I have several (prompt, chat history) pairs from running a model in a type of “agent” model, allowing it to perform several actions in succession. I store the entire chat history. For each history, I also score the history based upon the artifacts generated from the run. For example, I may have a prompt that asks the model to conduct some task requiring several steps. At the end of the task, a file is generated that I can check to make sure it matches what is expected. This is how I give a single chat history (many messages w/ tool calls and tool responses) a score.
To be explicit, as an example, consider that I have 100 chat histories, which are about ~15 messages per history. So, I have 100 scores—one for each history.
I have been reading through the fine-tuning docs, especially for DPO and RL, but I cannot seem to understand how to use the API with my data set.
It seems that for DPO, the preferred and rejected responses must be a single message, even though the format accepts an array (e.g. [{“role”: “assistant”, “content”: “Hi”}])

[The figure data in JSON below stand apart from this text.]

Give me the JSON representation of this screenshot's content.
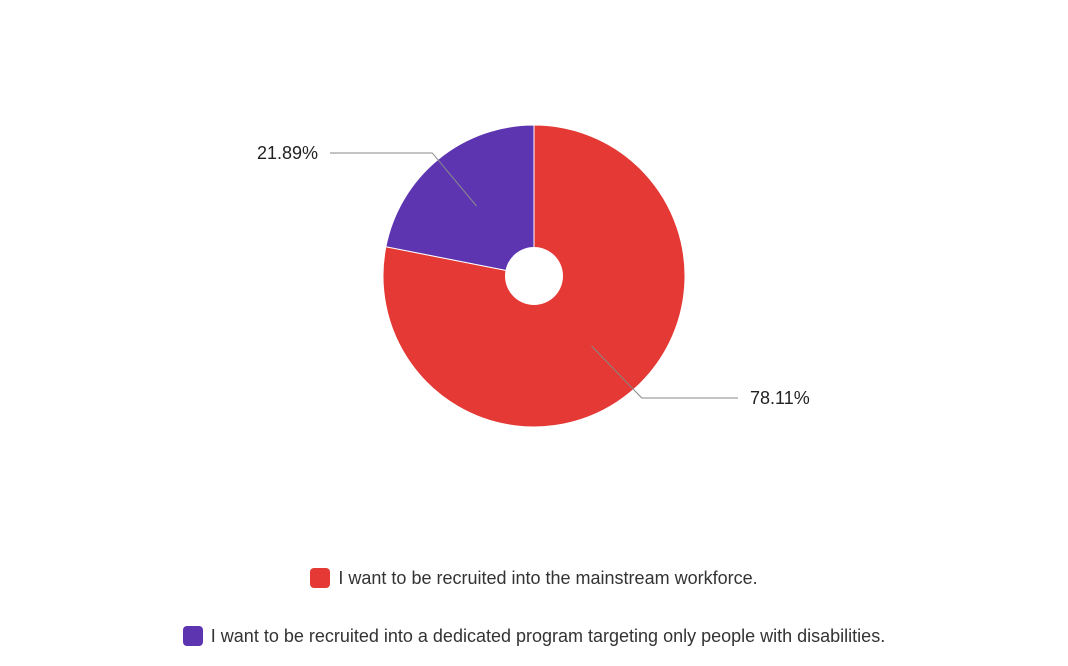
{
  "chart_data": {
    "type": "pie",
    "hole": true,
    "legend_position": "bottom",
    "slices": [
      {
        "label": "I want to be recruited into the mainstream workforce.",
        "value": 78.11,
        "value_label": "78.11%",
        "color": "#e53935"
      },
      {
        "label": "I want to be recruited into a dedicated program targeting only people with disabilities.",
        "value": 21.89,
        "value_label": "21.89%",
        "color": "#5e35b1"
      }
    ]
  }
}
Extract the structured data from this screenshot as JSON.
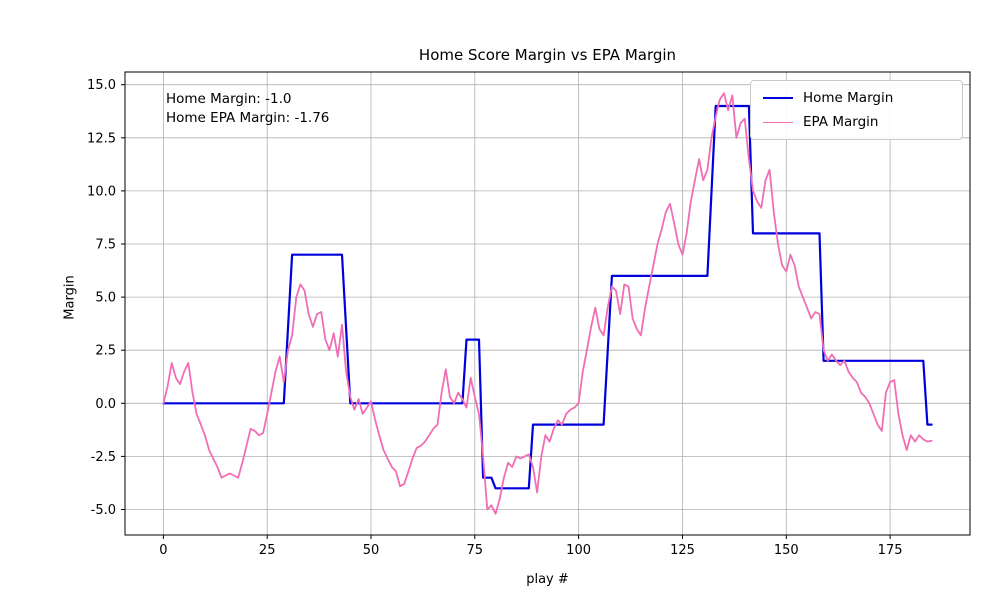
{
  "chart_data": {
    "type": "line",
    "title": "Home Score Margin vs EPA Margin",
    "xlabel": "play #",
    "ylabel": "Margin",
    "xlim": [
      -9.25,
      194.25
    ],
    "ylim": [
      -6.2,
      15.6
    ],
    "xticks": [
      0,
      25,
      50,
      75,
      100,
      125,
      150,
      175
    ],
    "yticks": [
      -5,
      -2.5,
      0,
      2.5,
      5,
      7.5,
      10,
      12.5,
      15
    ],
    "grid": true,
    "legend_position": "upper right",
    "annotation": {
      "line1": "Home Margin: -1.0",
      "line2": "Home EPA Margin: -1.76"
    },
    "series": [
      {
        "id": "home-margin",
        "name": "Home Margin",
        "color": "#0000dd",
        "width": 2.2,
        "points": [
          [
            0,
            0
          ],
          [
            29,
            0
          ],
          [
            31,
            7
          ],
          [
            43,
            7
          ],
          [
            45,
            0
          ],
          [
            72,
            0
          ],
          [
            73,
            3
          ],
          [
            76,
            3
          ],
          [
            77,
            -3.5
          ],
          [
            79,
            -3.5
          ],
          [
            80,
            -4
          ],
          [
            88,
            -4
          ],
          [
            89,
            -1
          ],
          [
            106,
            -1
          ],
          [
            108,
            6
          ],
          [
            131,
            6
          ],
          [
            133,
            14
          ],
          [
            141,
            14
          ],
          [
            142,
            8
          ],
          [
            158,
            8
          ],
          [
            159,
            2
          ],
          [
            183,
            2
          ],
          [
            184,
            -1
          ],
          [
            185,
            -1
          ]
        ]
      },
      {
        "id": "epa-margin",
        "name": "EPA Margin",
        "color": "#f06eb4",
        "width": 1.8,
        "points": [
          [
            0,
            0
          ],
          [
            1,
            0.8
          ],
          [
            2,
            1.9
          ],
          [
            3,
            1.2
          ],
          [
            4,
            0.9
          ],
          [
            5,
            1.5
          ],
          [
            6,
            1.9
          ],
          [
            7,
            0.5
          ],
          [
            8,
            -0.5
          ],
          [
            9,
            -1.0
          ],
          [
            10,
            -1.5
          ],
          [
            11,
            -2.2
          ],
          [
            12,
            -2.6
          ],
          [
            13,
            -3.0
          ],
          [
            14,
            -3.5
          ],
          [
            15,
            -3.4
          ],
          [
            16,
            -3.3
          ],
          [
            17,
            -3.4
          ],
          [
            18,
            -3.5
          ],
          [
            19,
            -2.8
          ],
          [
            20,
            -2.0
          ],
          [
            21,
            -1.2
          ],
          [
            22,
            -1.3
          ],
          [
            23,
            -1.5
          ],
          [
            24,
            -1.4
          ],
          [
            25,
            -0.5
          ],
          [
            26,
            0.5
          ],
          [
            27,
            1.5
          ],
          [
            28,
            2.2
          ],
          [
            29,
            1.0
          ],
          [
            30,
            2.5
          ],
          [
            31,
            3.2
          ],
          [
            32,
            5.0
          ],
          [
            33,
            5.6
          ],
          [
            34,
            5.3
          ],
          [
            35,
            4.2
          ],
          [
            36,
            3.6
          ],
          [
            37,
            4.2
          ],
          [
            38,
            4.3
          ],
          [
            39,
            3.0
          ],
          [
            40,
            2.5
          ],
          [
            41,
            3.3
          ],
          [
            42,
            2.2
          ],
          [
            43,
            3.7
          ],
          [
            44,
            1.5
          ],
          [
            45,
            0.3
          ],
          [
            46,
            -0.3
          ],
          [
            47,
            0.2
          ],
          [
            48,
            -0.5
          ],
          [
            49,
            -0.2
          ],
          [
            50,
            0.1
          ],
          [
            51,
            -0.8
          ],
          [
            52,
            -1.5
          ],
          [
            53,
            -2.2
          ],
          [
            54,
            -2.6
          ],
          [
            55,
            -3.0
          ],
          [
            56,
            -3.2
          ],
          [
            57,
            -3.9
          ],
          [
            58,
            -3.8
          ],
          [
            59,
            -3.2
          ],
          [
            60,
            -2.6
          ],
          [
            61,
            -2.1
          ],
          [
            62,
            -2.0
          ],
          [
            63,
            -1.8
          ],
          [
            64,
            -1.5
          ],
          [
            65,
            -1.2
          ],
          [
            66,
            -1.0
          ],
          [
            67,
            0.5
          ],
          [
            68,
            1.6
          ],
          [
            69,
            0.3
          ],
          [
            70,
            0.0
          ],
          [
            71,
            0.5
          ],
          [
            72,
            0.2
          ],
          [
            73,
            -0.2
          ],
          [
            74,
            1.2
          ],
          [
            75,
            0.3
          ],
          [
            76,
            -0.5
          ],
          [
            77,
            -2.5
          ],
          [
            78,
            -5.0
          ],
          [
            79,
            -4.8
          ],
          [
            80,
            -5.2
          ],
          [
            81,
            -4.5
          ],
          [
            82,
            -3.5
          ],
          [
            83,
            -2.8
          ],
          [
            84,
            -3.0
          ],
          [
            85,
            -2.5
          ],
          [
            86,
            -2.6
          ],
          [
            87,
            -2.5
          ],
          [
            88,
            -2.4
          ],
          [
            89,
            -3.0
          ],
          [
            90,
            -4.2
          ],
          [
            91,
            -2.5
          ],
          [
            92,
            -1.5
          ],
          [
            93,
            -1.8
          ],
          [
            94,
            -1.2
          ],
          [
            95,
            -0.8
          ],
          [
            96,
            -1.0
          ],
          [
            97,
            -0.5
          ],
          [
            98,
            -0.3
          ],
          [
            99,
            -0.2
          ],
          [
            100,
            0.0
          ],
          [
            101,
            1.5
          ],
          [
            102,
            2.5
          ],
          [
            103,
            3.6
          ],
          [
            104,
            4.5
          ],
          [
            105,
            3.5
          ],
          [
            106,
            3.2
          ],
          [
            107,
            4.5
          ],
          [
            108,
            5.5
          ],
          [
            109,
            5.3
          ],
          [
            110,
            4.2
          ],
          [
            111,
            5.6
          ],
          [
            112,
            5.5
          ],
          [
            113,
            4.0
          ],
          [
            114,
            3.5
          ],
          [
            115,
            3.2
          ],
          [
            116,
            4.5
          ],
          [
            117,
            5.5
          ],
          [
            118,
            6.5
          ],
          [
            119,
            7.5
          ],
          [
            120,
            8.2
          ],
          [
            121,
            9.0
          ],
          [
            122,
            9.4
          ],
          [
            123,
            8.5
          ],
          [
            124,
            7.5
          ],
          [
            125,
            7.0
          ],
          [
            126,
            8.0
          ],
          [
            127,
            9.5
          ],
          [
            128,
            10.5
          ],
          [
            129,
            11.5
          ],
          [
            130,
            10.5
          ],
          [
            131,
            11.0
          ],
          [
            132,
            12.5
          ],
          [
            133,
            13.5
          ],
          [
            134,
            14.3
          ],
          [
            135,
            14.6
          ],
          [
            136,
            13.8
          ],
          [
            137,
            14.5
          ],
          [
            138,
            12.5
          ],
          [
            139,
            13.2
          ],
          [
            140,
            13.4
          ],
          [
            141,
            11.5
          ],
          [
            142,
            10.0
          ],
          [
            143,
            9.5
          ],
          [
            144,
            9.2
          ],
          [
            145,
            10.5
          ],
          [
            146,
            11.0
          ],
          [
            147,
            9.0
          ],
          [
            148,
            7.5
          ],
          [
            149,
            6.5
          ],
          [
            150,
            6.2
          ],
          [
            151,
            7.0
          ],
          [
            152,
            6.5
          ],
          [
            153,
            5.5
          ],
          [
            154,
            5.0
          ],
          [
            155,
            4.5
          ],
          [
            156,
            4.0
          ],
          [
            157,
            4.3
          ],
          [
            158,
            4.2
          ],
          [
            159,
            2.5
          ],
          [
            160,
            2.0
          ],
          [
            161,
            2.3
          ],
          [
            162,
            2.0
          ],
          [
            163,
            1.8
          ],
          [
            164,
            2.0
          ],
          [
            165,
            1.5
          ],
          [
            166,
            1.2
          ],
          [
            167,
            1.0
          ],
          [
            168,
            0.5
          ],
          [
            169,
            0.3
          ],
          [
            170,
            0.0
          ],
          [
            171,
            -0.5
          ],
          [
            172,
            -1.0
          ],
          [
            173,
            -1.3
          ],
          [
            174,
            0.5
          ],
          [
            175,
            1.0
          ],
          [
            176,
            1.1
          ],
          [
            177,
            -0.5
          ],
          [
            178,
            -1.5
          ],
          [
            179,
            -2.2
          ],
          [
            180,
            -1.5
          ],
          [
            181,
            -1.8
          ],
          [
            182,
            -1.5
          ],
          [
            183,
            -1.7
          ],
          [
            184,
            -1.8
          ],
          [
            185,
            -1.76
          ]
        ]
      }
    ]
  }
}
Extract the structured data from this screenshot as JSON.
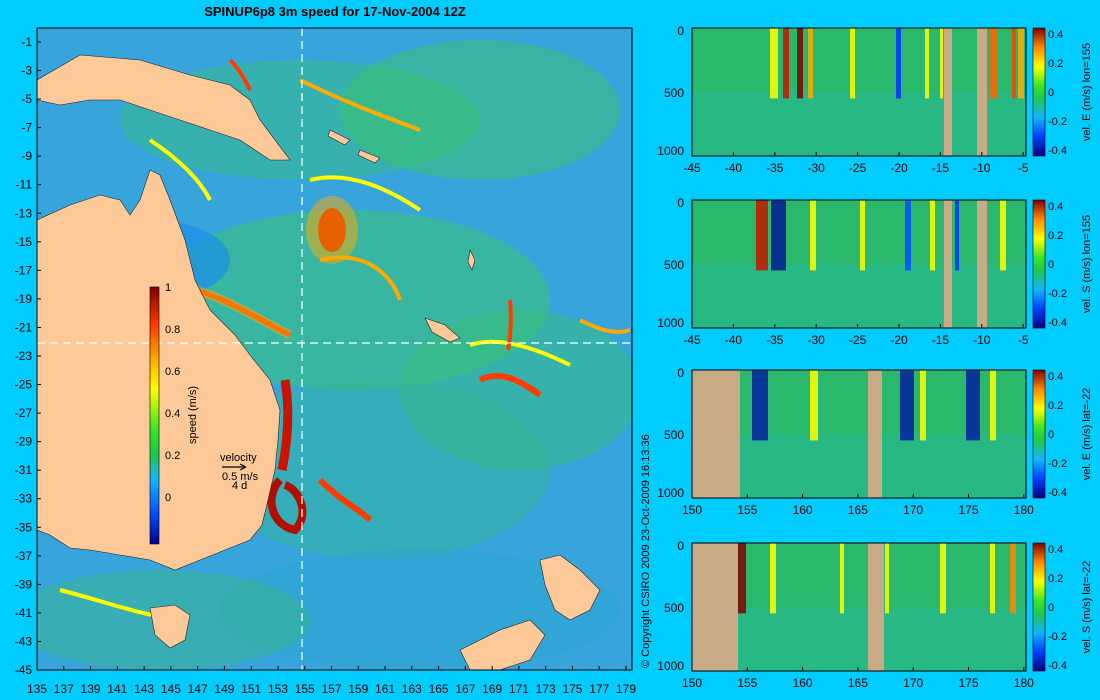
{
  "title": "SPINUP6p8 3m speed for 17-Nov-2004 12Z",
  "copyright": "© Copyright CSIRO 2009   23-Oct-2009 16:13:36",
  "map": {
    "lat_labels": [
      "-1",
      "-3",
      "-5",
      "-7",
      "-9",
      "-11",
      "-13",
      "-15",
      "-17",
      "-19",
      "-21",
      "-23",
      "-25",
      "-27",
      "-29",
      "-31",
      "-33",
      "-35",
      "-37",
      "-39",
      "-41",
      "-43",
      "-45"
    ],
    "lon_labels": [
      "135",
      "137",
      "139",
      "141",
      "143",
      "145",
      "147",
      "149",
      "151",
      "153",
      "155",
      "157",
      "159",
      "161",
      "163",
      "165",
      "167",
      "169",
      "171",
      "173",
      "175",
      "177",
      "179"
    ],
    "crosshair": {
      "lon": 155,
      "lat": -22
    },
    "colorbar": {
      "label": "speed (m/s)",
      "ticks": [
        "1",
        "0.8",
        "0.6",
        "0.4",
        "0.2",
        "0"
      ]
    },
    "velocity_legend": {
      "title": "velocity",
      "speed": "0.5 m/s",
      "days": "4 d"
    },
    "colors": {
      "ocean": "#2e9be0",
      "land": "#fec998",
      "background": "#00ccff"
    }
  },
  "panels": [
    {
      "label": "vel. E (m/s) lon=155",
      "x_ticks": [
        "-45",
        "-40",
        "-35",
        "-30",
        "-25",
        "-20",
        "-15",
        "-10",
        "-5"
      ],
      "y_ticks": [
        "0",
        "500",
        "1000"
      ],
      "cbar_ticks": [
        "0.4",
        "0.2",
        "0",
        "-0.2",
        "-0.4"
      ]
    },
    {
      "label": "vel. S (m/s) lon=155",
      "x_ticks": [
        "-45",
        "-40",
        "-35",
        "-30",
        "-25",
        "-20",
        "-15",
        "-10",
        "-5"
      ],
      "y_ticks": [
        "0",
        "500",
        "1000"
      ],
      "cbar_ticks": [
        "0.4",
        "0.2",
        "0",
        "-0.2",
        "-0.4"
      ]
    },
    {
      "label": "vel. E (m/s) lat=-22",
      "x_ticks": [
        "150",
        "155",
        "160",
        "165",
        "170",
        "175",
        "180"
      ],
      "y_ticks": [
        "0",
        "500",
        "1000"
      ],
      "cbar_ticks": [
        "0.4",
        "0.2",
        "0",
        "-0.2",
        "-0.4"
      ]
    },
    {
      "label": "vel. S (m/s) lat=-22",
      "x_ticks": [
        "150",
        "155",
        "160",
        "165",
        "170",
        "175",
        "180"
      ],
      "y_ticks": [
        "0",
        "500",
        "1000"
      ],
      "cbar_ticks": [
        "0.4",
        "0.2",
        "0",
        "-0.2",
        "-0.4"
      ]
    }
  ]
}
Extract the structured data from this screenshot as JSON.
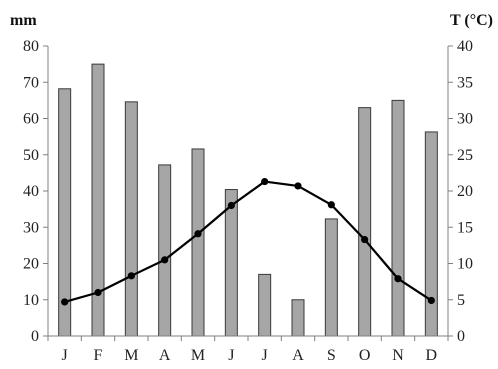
{
  "chart_data": {
    "type": "bar",
    "categories": [
      "J",
      "F",
      "M",
      "A",
      "M",
      "J",
      "J",
      "A",
      "S",
      "O",
      "N",
      "D"
    ],
    "series": [
      {
        "type": "bar",
        "axis": "left",
        "color": "#a6a6a6",
        "values": [
          68.2,
          75.0,
          64.6,
          47.2,
          51.6,
          40.4,
          17.0,
          10.0,
          32.3,
          63.0,
          65.0,
          56.3
        ]
      },
      {
        "type": "line",
        "axis": "right",
        "color": "#000000",
        "values": [
          4.7,
          6.0,
          8.3,
          10.5,
          14.1,
          18.0,
          21.3,
          20.7,
          18.1,
          13.3,
          7.9,
          4.9
        ]
      }
    ],
    "left_axis": {
      "label": "mm",
      "ylim": [
        0,
        80
      ],
      "ticks": [
        "0",
        "10",
        "20",
        "30",
        "40",
        "50",
        "60",
        "70",
        "80"
      ]
    },
    "right_axis": {
      "label": "T (°C)",
      "ylim": [
        0,
        40
      ],
      "ticks": [
        "0",
        "5",
        "10",
        "15",
        "20",
        "25",
        "30",
        "35",
        "40"
      ]
    },
    "grid": false,
    "legend": "none"
  }
}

My issue seems to be that instead of a score for a single response, I have a score for a collection of responses (subsequent tool calls and assistant messages).
It seems that for RL, a score is computed per message. But in my case, I only compute a score at the end of several messages.
Is my understanding correct here? It seems that the API does not really support the type of dataset that I have. What is the protocol for training on this type of dataset? Should I be using a different api/sdk?